De pai para filho

O drama peruano Retablo e o documentário brasileiro Cinema São Paulo retratam personagens que amam e herdam a atividade de seus pais.

Por trás da superfície

Os retábulos se caracterizam pela frontalidade. Na tradição do Peru, são esculturas retratando temas religiosos, históricos, festivos, da vida cotidiana ou até retratos de família. Ficam geralmente protegidas dentro de um pequeno armário, como um oratório. Todas as figuras estão sempre dispostas lado a lado, de maneira tal que, ao olharmos um retábulo, tudo se mostra de pronto, de frente. Esse formato é o que está em xeque no belo filme peruano Retablo, de Alvaro Delgado Aparicio.
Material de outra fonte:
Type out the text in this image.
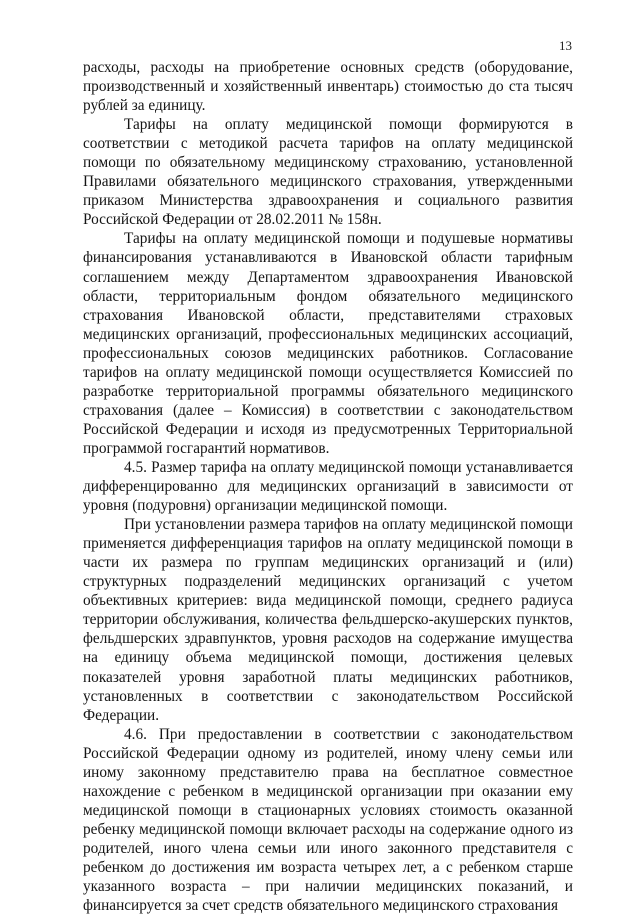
13

расходы, расходы на приобретение основных средств (оборудование, производственный и хозяйственный инвентарь) стоимостью до ста тысяч рублей за единицу.

Тарифы на оплату медицинской помощи формируются в соответствии с методикой расчета тарифов на оплату медицинской помощи по обязательному медицинскому страхованию, установленной Правилами обязательного медицинского страхования, утвержденными приказом Министерства здравоохранения и социального развития Российской Федерации от 28.02.2011 № 158н.

Тарифы на оплату медицинской помощи и подушевые нормативы финансирования устанавливаются в Ивановской области тарифным соглашением между Департаментом здравоохранения Ивановской области, территориальным фондом обязательного медицинского страхования Ивановской области, представителями страховых медицинских организаций, профессиональных медицинских ассоциаций, профессиональных союзов медицинских работников. Согласование тарифов на оплату медицинской помощи осуществляется Комиссией по разработке территориальной программы обязательного медицинского страхования (далее – Комиссия) в соответствии с законодательством Российской Федерации и исходя из предусмотренных Территориальной программой госгарантий нормативов.

4.5. Размер тарифа на оплату медицинской помощи устанавливается дифференцированно для медицинских организаций в зависимости от уровня (подуровня) организации медицинской помощи.

При установлении размера тарифов на оплату медицинской помощи применяется дифференциация тарифов на оплату медицинской помощи в части их размера по группам медицинских организаций и (или) структурных подразделений медицинских организаций с учетом объективных критериев: вида медицинской помощи, среднего радиуса территории обслуживания, количества фельдшерско-акушерских пунктов, фельдшерских здравпунктов, уровня расходов на содержание имущества на единицу объема медицинской помощи, достижения целевых показателей уровня заработной платы медицинских работников, установленных в соответствии с законодательством Российской Федерации.

4.6. При предоставлении в соответствии с законодательством Российской Федерации одному из родителей, иному члену семьи или иному законному представителю права на бесплатное совместное нахождение с ребенком в медицинской организации при оказании ему медицинской помощи в стационарных условиях стоимость оказанной ребенку медицинской помощи включает расходы на содержание одного из родителей, иного члена семьи или иного законного представителя с ребенком до достижения им возраста четырех лет, а с ребенком старше указанного возраста – при наличии медицинских показаний, и финансируется за счет средств обязательного медицинского страхования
Tudo parece claro e estabelecido na história do mestre Noé (Amiel Cayo), respeitado artesão de retábulos cujo trabalho é objeto da extrema admiração do filho Segundo (Junior Bejar). No Peru, vale lembrar, esse é um ofício usualmente transmitido de pai para filho. Mas eis que Segundo descobre um segredo do pai, assim como se encontrasse algo escondido por trás da superfície do retábulo. A revelação abala o garoto sensível e o coloca em choque com a cultura machista, homofóbica e violenta do lugar onde mora, a região de Ayacucho, nos Andes peruanos.

Falado em quechua, Retablo é uma história de decepção, desorientação e, afinal, compaixão. Carrega subtextos que podem ser explorados pelo espectador, especialmente em relação aos dois personagens centrais. O fato de ter sido premiado em várias competições LGBTQ (inclusive no Festival de Berlim) está longe de limitar seu tema, que se expande para as dicotomias tradição-transgressão e rejeição-compreensão.

A estética do filme cita os retábulos em várias instâncias: há sempre duas portas que se abrem sobre um grupo de pessoas, uma cena montada, uma paisagem. A câmera, quase sempre fixa em composições requintadas, reproduz a frontalidade daquela arte e às vezes salta para o contracampo ou revela-se como um olhar subjetivo. A sobriedade e a elegância do estilo são admiráveis. Cabe destacar, ainda, a atuação brilhante de Magaly Solier no papel da mãe. Ela é a grande dama do cinema peruano, que estrelou Madeinusa, A Teta Assustada e A Passageira.



Cinema de um homem só

No princípio, o documentário Cine São Paulo parece contentar-se com uma nostalgia um tanto ingênua, a propósito de uma vetusta sala de cinema desativada na cidade paulista de Dois Córregos e da memória de filmes antigos ali exibidos. O Cine São Paulo, inaugurado em 1911 – portanto um dos mais antigos do país –, teve várias mortes e ressurreições. Francisco Teles, o autal proprietário, herdou-o do pai e, depois de vários anos de deterioração, resolveu reformá-lo por conta própria e trazê-lo de volta à atividade.

Os diretores do filme, Ricardo Martensen e Felipe Tomazelli, acompanharam a difícil missão, desde a recuperação da rede elétrica à procura de doação de novos equipamentos e aos retoques finais para a reinauguração. Aos poucos, nossa atenção e simpatia vão sendo conquistadas pela determinação e a singeleza do “Seu Chico”, às voltas com as despesas e as exigências da empreitada.

O filme é pontuado pela lida de “Seu Chico” com uma porta pantográfica emperrada, que acaba sendo a metáfora da sua obstinação. Uma leve dramaturgia vai se construindo, à medida que conhecemos a indiferença e mesmo a oposição da mulher ao sonho dele, o suspense com a aprovação dos bombeiros à reabertura do cinema, um atrito com os realizadores do documentáio e a divertida relação do personagem com as questões técnicas – o que nos deixa ansiosos até o momento decisivo de ligar o projetor na noite de inauguração.

Em sua simplicidade de registro, Cine São Paulo se ergue como uma declaração de amor aos cinemas de rua e ao espírito empreendedor do jeito de antigamente.